The 30% argument is a bit long in the tooth, and Judge Yvonne Gonzalez Rogers slapped down the argument from Epic Games in the virtual court hearing where Apple and Epic collided yet again has neither walk away with solid results or seemingly even an advantage.
This argument is ultimately what Epic Games Store became founded upon while painting the Steam platform as some maniacal industry leader that is stealing funds from hard-working indie developers. This isn’t true, and wildly misconstrues the game industry for the younger generation that may take the Fortnite developer, and everything that they say, at face value.

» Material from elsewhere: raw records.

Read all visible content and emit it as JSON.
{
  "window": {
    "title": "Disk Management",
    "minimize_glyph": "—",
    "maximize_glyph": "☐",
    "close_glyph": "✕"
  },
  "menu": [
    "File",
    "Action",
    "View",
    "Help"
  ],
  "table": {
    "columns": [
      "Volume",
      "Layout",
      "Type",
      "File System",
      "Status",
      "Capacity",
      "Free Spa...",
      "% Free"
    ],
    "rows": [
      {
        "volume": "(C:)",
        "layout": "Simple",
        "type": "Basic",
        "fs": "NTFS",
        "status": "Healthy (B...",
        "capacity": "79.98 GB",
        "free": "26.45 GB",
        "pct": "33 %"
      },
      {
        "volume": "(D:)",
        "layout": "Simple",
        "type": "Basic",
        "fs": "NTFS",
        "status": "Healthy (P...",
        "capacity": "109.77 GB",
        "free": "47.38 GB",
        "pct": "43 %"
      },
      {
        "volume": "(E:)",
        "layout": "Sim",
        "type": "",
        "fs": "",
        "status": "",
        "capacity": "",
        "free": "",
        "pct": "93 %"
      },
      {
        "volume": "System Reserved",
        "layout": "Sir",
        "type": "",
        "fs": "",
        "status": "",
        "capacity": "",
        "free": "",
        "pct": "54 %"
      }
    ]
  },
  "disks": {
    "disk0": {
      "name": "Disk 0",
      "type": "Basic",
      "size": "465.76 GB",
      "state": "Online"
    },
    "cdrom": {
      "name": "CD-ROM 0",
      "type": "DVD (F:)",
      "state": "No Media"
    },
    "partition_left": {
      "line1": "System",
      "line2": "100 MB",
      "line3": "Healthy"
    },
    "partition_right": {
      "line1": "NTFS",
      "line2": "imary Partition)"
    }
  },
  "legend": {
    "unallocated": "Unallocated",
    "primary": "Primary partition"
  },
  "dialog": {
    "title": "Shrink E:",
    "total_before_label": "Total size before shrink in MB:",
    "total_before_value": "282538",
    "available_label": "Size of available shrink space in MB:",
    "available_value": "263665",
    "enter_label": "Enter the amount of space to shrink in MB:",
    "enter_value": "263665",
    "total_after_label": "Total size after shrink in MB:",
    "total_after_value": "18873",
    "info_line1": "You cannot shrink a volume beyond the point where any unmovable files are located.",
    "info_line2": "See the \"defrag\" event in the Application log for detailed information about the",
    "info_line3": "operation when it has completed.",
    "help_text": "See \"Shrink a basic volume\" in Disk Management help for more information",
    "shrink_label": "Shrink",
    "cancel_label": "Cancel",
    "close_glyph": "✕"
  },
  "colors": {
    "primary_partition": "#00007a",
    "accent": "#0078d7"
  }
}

First and foremost, the industry-standard is 30% across the board. Apple, Android, Xbox, PlayStation, Nintendo, Steam; you think of it, it’s 30%. Queue everyone frantically searching for an esoteric platform that didn’t have 30%.
“it's all 30%, and you just want to gloss over it. You don’t want to address it,” judge YGR says.
— Patrick McGee (@PatrickMcGee_) September 28, 2020
Even physical media stores all take 30% of profit to continue to run; else there simply wouldn’t be anywhere to purchase titles from. This fee isn’t, as Epic has argued, ‘excessive’. It’s the standard, because without it there would be no way for the fronts to add value to their titles.
This is ultimately what is the crux of the distaste that many have for Epic Games, although it’s difficult to verbalize due to its more esoteric nature.
Let's math this. 500 reviewers * 40 hours per week / 100,000 apps = 12 minutes of review time per app.
So, A developer spends 1000's of hours creating an app, and 100's of hours updating it. Apple spends 12 minutes reviewing the update and takes 30%.https://t.co/XqeTMGYylk pic.twitter.com/on7SKMw12l
— Tim Sweeney (@TimSweeneyEpic) September 24, 2020
That 30% goes into adding additional value for users; it’s also, many argue, why the Epic Games Store has so few features that many have come to expect in public-facing shopfronts.
Steam, PlayStation, Xbox: all of these juggernauts of gaming have added immense value to whomever is playing them. From Xbox’s feature that allows the console to act as a media center to PlayStation’s fascinating list of funded JRPG translations, to Steam’s impeccable platform service that offers everything from voice chat to forums.
These platform services increase the value of titles that are hosted on those platforms, and without many of them some users become irate; take Borderlands 3 purchasers on Epic Games Store heading over to Borderlands 2 forums on Steam to figure out how to avoid bugs and crashes. Valve locked down on this as its a functionality that they’ve invested in to ensure that users who choose that platform can use a wide range of accouterments that other platforms do not.
Even the Nintendo Switch, with its struggles to offer a solid multiplayer experience on every console, uses 30% to increase the value of titles (and visibility).
This is how the industry has worked for a long time and likely will continue to barring some obscene ruling from Epic’s slap-fight with Apple. That 30% doesn’t go directly into some fat-cat’s pocket, it pays for server space and platform development that allows users to continue to find and interact with your title, which, unless we’re mistaken here, is kind of the point of development in the first place.